SAMPLE - THE LIGHTHOUSE, GLASGOW

March 2017

Publication: The Times

VISUAL ART: GILES SUTHERLAND

SAMPLE

THE LIGHTHOUSE

GLASGOW

STAR RATING **** (FOUR)

UNTIL 18 JUNE

69

Although the term ‘artisan’ is much used – and abused – in a contemporary context, its roots can be traced back to a time when there were fewer conceptual and practical divisions between fine artists and crafts-people. It was a point made in the Victorian era by William Morris and John Ruskin of the Arts and Crafts Movement.

The invisibility and anonymity of masons, metal workers, cabinet makers, glass artists and a whole host of others is an historical and cultural scandal. In a small but deliberate way the current show by Collect Scotland – a textile design collective producing printed textile designs for industry, established in 2012 – aims to redress this. The show includes work produced over the past 4 or 5 years, as well as specially commissioned pieces by 15 designers.

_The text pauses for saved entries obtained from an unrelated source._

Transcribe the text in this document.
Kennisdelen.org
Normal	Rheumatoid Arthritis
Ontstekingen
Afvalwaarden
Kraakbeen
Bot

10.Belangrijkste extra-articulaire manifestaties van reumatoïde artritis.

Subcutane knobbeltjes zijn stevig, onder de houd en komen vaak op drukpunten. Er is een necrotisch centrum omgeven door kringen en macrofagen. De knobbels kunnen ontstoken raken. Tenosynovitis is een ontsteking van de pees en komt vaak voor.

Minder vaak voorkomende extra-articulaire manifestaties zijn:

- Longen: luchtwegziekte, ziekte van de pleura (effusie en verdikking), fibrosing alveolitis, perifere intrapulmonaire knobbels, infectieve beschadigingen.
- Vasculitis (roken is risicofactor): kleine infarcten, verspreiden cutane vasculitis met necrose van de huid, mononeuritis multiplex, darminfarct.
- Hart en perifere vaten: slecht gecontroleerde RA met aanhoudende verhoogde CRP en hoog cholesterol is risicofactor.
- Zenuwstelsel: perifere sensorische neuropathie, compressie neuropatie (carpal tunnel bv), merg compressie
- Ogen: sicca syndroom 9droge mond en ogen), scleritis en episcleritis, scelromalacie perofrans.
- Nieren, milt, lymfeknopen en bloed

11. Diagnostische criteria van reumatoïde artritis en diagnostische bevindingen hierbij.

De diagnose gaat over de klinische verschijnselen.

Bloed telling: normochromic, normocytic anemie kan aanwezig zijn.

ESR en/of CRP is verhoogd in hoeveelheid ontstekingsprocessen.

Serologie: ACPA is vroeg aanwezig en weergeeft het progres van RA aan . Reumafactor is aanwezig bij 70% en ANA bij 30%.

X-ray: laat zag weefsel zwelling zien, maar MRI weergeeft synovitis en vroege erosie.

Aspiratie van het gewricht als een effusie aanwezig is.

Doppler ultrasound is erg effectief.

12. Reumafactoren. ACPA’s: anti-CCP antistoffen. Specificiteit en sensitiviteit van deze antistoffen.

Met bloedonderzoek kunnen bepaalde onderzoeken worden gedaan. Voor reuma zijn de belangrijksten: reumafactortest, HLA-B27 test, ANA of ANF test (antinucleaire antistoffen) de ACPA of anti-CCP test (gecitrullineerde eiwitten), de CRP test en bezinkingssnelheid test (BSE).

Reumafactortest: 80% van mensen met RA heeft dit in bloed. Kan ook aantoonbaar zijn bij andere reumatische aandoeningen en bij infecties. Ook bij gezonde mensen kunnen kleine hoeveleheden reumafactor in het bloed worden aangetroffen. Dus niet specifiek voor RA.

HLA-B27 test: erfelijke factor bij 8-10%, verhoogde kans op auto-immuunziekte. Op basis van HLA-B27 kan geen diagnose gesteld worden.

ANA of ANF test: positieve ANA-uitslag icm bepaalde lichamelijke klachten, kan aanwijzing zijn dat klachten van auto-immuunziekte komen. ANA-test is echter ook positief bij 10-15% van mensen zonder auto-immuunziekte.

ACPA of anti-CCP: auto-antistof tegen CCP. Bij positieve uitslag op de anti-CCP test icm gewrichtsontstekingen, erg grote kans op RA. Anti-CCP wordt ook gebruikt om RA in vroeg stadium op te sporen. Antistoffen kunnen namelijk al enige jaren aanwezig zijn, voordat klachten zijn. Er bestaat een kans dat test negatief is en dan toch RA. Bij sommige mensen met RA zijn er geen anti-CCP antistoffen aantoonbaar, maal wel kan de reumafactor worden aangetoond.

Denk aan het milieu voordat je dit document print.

The vibrant and individual work – an important and developing part of a Scotland-based creative economy – also counters stereotypical notions of textile design and use – there’s not a scrap of tartan to be seen.

“They influence almost everything you see around you, but you probably won’t know their names,” say Collect about members of their profession. Almost all aspects of the constructed environment have been designed in some way – seat coverings on trains, buses and cars, our domestic interiors from carpets to curtains, and much of the corporate world.

The curators, who include Marion Parola and Chloe Highmore, have conceived and designed a show that makes good use of the large rugged space in this former printing works. Expansive banners, several metres long, of individually printed textiles flow from wall to floor, like an unfolding sculptural narrative. They emphasise the notion that the end-use these printed motifs may be carpeting, curtains or, as Morris so ably demonstrated, wallpaper.

As is the norm in the fashion and textile industry, the curators identified a number of abstract putative ‘trends’ or themes – in this case Chiaroscuro, Earthly Paradise, Cut and Paste, Emotional Landscape and Remembered Dreams – and asked each invited designer to respond.

The result is a profuse outburst of creative imaginings, transformed through digital and traditional technologies as patterned motifs. Joanna Dixon with her design ‘Mountainscape’, forexample, has created an emotional landscape in bold rugged shapes, with violets, flame oranges and passionate yellows, which almost leap from the walls.

Susan Castillo, whose work, Ascend, is photographically derived, has used leafy plants as her central motif. Elsewhere, the same artist has created another plant-and-collage image, which compositionally resembles a painting.

An entire wall here is given over to a series of samples of the type textile designers routinely display at trade fairs. These are shown to prospective buyers and have been created often with the advice of professionals who advise on current trends. The array of available options, from bold colourful repeated motifs to quieter more intricate monochrome designs, is dazzling and baffling. Which would make the best curtains or sofa fabric for Ikea? It’s not a hypothetical question, as the collective have already sold their work to the Swedish furniture giant.

If there is a flaw in the way this show has been conceived, it lies in not fully explaining the technological processes behind these imaginative and spirited creations. A short display showing the process from initial idea, to the finished textile (wool, cotton, linen, silk etc.) would go a long way to redressing this knowledge gap.

That said, the show cannot be faulted for enthusiasm, innovation, drive and flair.